Why Your Password Habits Probably Need an Upgrade
Reusing the same password across multiple sites is one of the most common — and dangerous — digital habits. When one site is breached (and breaches happen constantly), attackers automatically try that username and password combination on banks, email providers, and social networks. This is called credential stuffing, and it works far more often than it should.
The good news: fixing this doesn't require memorizing dozens of complex strings. It requires a simple system.
What Makes a Password Strong?
A strong password has three qualities:
- Length: At least 12 characters, ideally 16 or more. Length matters more than complexity.
- Unpredictability: It doesn't contain your name, birthdate, pet's name, or dictionary words in obvious combinations.
- Uniqueness: It's used for exactly one account and nothing else.
The Passphrase Method (For Passwords You Must Memorize)
For accounts you need to type manually — like your computer login or primary email — use a passphrase: a string of four or more random words strung together.
Example: correct-horse-battery-staple
This is both long (28 characters) and memorable. Add a number or symbol if required: correct-horse-battery-staple7. The randomness of the words is what makes it strong — don't use a famous phrase or song lyric.
The Best Solution: A Password Manager
For every other account, stop trying to memorize passwords. Use a password manager — it generates, stores, and auto-fills unique strong passwords for every site you use. You only need to remember one master password.
Reputable Password Managers to Consider
| App | Free Tier | Platforms | Notable Feature |
|---|---|---|---|
| Bitwarden | Yes (full-featured) | All platforms | Open source, highly audited |
| 1Password | No (paid only) | All platforms | Travel Mode, family sharing |
| Dashlane | Limited | All platforms | Dark web monitoring |
| KeePassXC | Yes (fully free) | Desktop | Fully local, no cloud |
Two-Factor Authentication: Your Second Line of Defense
Even a perfect password can be stolen through phishing. Two-factor authentication (2FA) means that even if someone gets your password, they still can't log in without a second verification step — usually a code from your phone.
Enable 2FA on these accounts first:
- Your email (this is the master key to all other accounts)
- Your password manager
- Your bank and financial accounts
- Social media accounts
Use an authenticator app like Aegis (Android), Raivo (iOS), or Google Authenticator rather than SMS codes when possible — SMS 2FA can be intercepted via SIM-swapping attacks.
Passwords to Change Right Now
- Any password shorter than 10 characters
- Any password you use on more than one site
- Passwords that include your name, birth year, or simple keyboard patterns (qwerty, 123456)
- Passwords you haven't changed since a service you use was breached (check haveibeenpwned.com)

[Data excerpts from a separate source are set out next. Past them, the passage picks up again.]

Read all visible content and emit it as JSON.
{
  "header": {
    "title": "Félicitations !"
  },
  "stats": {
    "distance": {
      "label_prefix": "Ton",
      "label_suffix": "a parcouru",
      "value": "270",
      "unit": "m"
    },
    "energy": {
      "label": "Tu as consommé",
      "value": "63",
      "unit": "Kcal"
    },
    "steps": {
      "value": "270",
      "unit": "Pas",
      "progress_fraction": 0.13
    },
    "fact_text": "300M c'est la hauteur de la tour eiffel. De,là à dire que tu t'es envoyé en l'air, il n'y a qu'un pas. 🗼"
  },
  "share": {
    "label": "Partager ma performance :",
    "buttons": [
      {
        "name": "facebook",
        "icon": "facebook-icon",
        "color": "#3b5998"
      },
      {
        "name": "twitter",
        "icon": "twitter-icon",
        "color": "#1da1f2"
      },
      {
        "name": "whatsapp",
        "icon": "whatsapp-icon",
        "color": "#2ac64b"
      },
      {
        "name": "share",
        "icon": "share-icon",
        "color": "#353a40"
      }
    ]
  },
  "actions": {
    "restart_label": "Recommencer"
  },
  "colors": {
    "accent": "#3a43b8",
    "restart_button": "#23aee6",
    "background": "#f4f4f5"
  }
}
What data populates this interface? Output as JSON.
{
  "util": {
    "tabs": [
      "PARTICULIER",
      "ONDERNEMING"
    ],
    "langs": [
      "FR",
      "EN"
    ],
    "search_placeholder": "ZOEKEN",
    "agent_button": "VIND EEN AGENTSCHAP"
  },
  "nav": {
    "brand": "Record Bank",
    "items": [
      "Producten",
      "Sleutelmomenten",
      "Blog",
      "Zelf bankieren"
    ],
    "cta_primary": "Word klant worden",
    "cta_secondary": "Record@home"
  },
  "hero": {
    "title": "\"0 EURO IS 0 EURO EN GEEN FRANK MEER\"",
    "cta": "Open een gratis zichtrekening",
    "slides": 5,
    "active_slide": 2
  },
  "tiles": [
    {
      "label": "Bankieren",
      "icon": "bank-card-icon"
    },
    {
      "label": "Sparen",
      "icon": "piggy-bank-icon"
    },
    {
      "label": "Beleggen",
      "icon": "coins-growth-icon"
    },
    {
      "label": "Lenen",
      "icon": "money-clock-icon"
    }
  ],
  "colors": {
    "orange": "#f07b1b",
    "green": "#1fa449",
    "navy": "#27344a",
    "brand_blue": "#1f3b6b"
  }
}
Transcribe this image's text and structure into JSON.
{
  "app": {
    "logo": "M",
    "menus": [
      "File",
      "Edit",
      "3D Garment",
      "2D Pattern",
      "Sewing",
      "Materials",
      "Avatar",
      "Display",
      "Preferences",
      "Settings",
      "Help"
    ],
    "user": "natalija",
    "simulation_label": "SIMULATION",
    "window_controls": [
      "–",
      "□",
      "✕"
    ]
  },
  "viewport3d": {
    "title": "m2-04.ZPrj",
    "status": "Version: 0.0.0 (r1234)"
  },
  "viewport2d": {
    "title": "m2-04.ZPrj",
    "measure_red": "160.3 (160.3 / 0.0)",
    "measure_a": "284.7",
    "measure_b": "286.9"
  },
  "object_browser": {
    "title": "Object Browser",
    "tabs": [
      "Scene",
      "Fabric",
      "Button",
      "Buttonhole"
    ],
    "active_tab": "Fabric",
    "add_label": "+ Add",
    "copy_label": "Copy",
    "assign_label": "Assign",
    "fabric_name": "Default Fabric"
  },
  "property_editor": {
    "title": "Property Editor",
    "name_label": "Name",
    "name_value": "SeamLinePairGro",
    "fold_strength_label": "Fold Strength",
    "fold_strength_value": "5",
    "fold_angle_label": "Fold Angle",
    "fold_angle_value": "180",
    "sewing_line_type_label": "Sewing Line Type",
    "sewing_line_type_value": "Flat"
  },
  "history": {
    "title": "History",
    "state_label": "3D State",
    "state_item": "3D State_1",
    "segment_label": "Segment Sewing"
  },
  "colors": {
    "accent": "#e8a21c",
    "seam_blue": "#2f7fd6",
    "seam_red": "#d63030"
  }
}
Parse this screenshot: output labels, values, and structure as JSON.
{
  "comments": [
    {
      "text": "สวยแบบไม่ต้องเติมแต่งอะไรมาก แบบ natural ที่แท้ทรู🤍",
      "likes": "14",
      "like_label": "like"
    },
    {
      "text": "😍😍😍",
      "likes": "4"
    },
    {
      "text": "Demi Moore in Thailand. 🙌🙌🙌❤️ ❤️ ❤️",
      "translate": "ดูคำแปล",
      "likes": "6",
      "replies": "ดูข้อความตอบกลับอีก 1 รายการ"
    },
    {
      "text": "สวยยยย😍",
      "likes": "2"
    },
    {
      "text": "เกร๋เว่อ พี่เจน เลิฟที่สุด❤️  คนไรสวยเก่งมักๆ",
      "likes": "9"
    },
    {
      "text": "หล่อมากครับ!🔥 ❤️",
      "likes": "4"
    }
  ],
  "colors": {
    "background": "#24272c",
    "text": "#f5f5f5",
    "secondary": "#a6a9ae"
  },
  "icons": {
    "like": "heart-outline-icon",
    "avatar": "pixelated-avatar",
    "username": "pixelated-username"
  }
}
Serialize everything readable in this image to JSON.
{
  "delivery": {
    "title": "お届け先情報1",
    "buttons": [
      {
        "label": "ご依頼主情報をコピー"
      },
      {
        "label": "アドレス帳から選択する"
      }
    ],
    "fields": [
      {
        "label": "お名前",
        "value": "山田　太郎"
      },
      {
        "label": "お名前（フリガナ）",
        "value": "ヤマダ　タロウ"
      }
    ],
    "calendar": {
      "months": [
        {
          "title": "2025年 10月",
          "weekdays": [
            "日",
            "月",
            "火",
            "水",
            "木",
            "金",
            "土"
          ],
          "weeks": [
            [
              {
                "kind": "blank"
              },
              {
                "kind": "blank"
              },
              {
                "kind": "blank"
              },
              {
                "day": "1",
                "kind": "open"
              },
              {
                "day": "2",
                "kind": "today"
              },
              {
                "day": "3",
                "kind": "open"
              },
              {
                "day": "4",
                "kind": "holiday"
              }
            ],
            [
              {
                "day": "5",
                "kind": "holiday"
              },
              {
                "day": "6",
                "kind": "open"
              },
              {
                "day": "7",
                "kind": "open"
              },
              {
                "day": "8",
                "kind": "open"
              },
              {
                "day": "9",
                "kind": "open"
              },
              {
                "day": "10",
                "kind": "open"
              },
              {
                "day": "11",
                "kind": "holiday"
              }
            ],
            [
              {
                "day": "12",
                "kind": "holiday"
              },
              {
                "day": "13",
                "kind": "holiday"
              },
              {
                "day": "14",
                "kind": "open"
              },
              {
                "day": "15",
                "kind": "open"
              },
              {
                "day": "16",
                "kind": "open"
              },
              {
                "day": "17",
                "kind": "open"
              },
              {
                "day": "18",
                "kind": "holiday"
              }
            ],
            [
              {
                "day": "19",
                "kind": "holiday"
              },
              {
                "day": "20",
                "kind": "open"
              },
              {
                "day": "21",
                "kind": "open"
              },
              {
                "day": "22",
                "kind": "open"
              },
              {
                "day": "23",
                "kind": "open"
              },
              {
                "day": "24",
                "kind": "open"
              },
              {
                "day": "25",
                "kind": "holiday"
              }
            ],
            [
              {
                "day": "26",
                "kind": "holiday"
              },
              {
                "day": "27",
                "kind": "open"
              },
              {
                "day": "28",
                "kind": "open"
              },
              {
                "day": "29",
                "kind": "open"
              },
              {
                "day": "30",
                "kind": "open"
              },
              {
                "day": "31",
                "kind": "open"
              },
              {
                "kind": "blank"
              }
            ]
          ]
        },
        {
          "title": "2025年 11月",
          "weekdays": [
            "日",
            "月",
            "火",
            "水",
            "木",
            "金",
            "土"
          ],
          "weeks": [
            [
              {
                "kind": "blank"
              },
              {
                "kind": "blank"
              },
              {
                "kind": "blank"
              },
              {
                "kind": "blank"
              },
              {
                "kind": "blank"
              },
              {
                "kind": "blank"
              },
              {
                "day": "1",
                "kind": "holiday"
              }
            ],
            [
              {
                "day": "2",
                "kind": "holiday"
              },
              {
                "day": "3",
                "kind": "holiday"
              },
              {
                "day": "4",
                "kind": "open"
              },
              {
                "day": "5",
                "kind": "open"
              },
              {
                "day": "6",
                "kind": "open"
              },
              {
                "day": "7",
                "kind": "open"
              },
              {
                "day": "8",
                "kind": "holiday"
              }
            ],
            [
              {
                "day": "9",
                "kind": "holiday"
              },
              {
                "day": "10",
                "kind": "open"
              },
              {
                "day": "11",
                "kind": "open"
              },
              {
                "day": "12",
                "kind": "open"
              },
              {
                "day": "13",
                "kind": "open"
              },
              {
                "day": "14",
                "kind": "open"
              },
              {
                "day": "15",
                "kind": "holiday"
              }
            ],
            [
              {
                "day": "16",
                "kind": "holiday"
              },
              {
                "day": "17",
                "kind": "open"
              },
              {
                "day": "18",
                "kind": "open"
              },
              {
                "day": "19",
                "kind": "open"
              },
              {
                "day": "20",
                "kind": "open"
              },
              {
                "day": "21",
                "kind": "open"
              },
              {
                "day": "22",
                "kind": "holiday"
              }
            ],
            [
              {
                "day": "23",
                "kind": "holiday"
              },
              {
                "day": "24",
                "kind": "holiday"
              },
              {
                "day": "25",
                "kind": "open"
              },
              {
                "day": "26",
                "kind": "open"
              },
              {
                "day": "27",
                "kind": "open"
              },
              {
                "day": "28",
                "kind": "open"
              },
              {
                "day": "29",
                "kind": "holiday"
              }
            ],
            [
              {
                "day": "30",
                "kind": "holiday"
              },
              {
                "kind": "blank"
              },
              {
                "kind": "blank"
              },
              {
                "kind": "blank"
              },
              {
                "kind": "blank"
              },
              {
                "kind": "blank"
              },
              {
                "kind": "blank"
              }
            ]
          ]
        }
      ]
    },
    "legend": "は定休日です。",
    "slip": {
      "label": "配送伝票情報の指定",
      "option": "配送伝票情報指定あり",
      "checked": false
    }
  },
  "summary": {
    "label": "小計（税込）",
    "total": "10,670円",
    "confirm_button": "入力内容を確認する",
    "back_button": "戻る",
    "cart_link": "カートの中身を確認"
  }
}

The Five-Minute Action Plan
- Download Bitwarden (free) and install the browser extension.
- Create a strong master passphrase and store it somewhere physically safe.
- Enable 2FA on your email account today.
- Next time you log into any site, let your password manager generate and save a new unique password for it.
- Over the next week, update your most important accounts (bank, email, shopping).
You don't need to fix everything at once. Start with the accounts where a breach would hurt most, and build from there.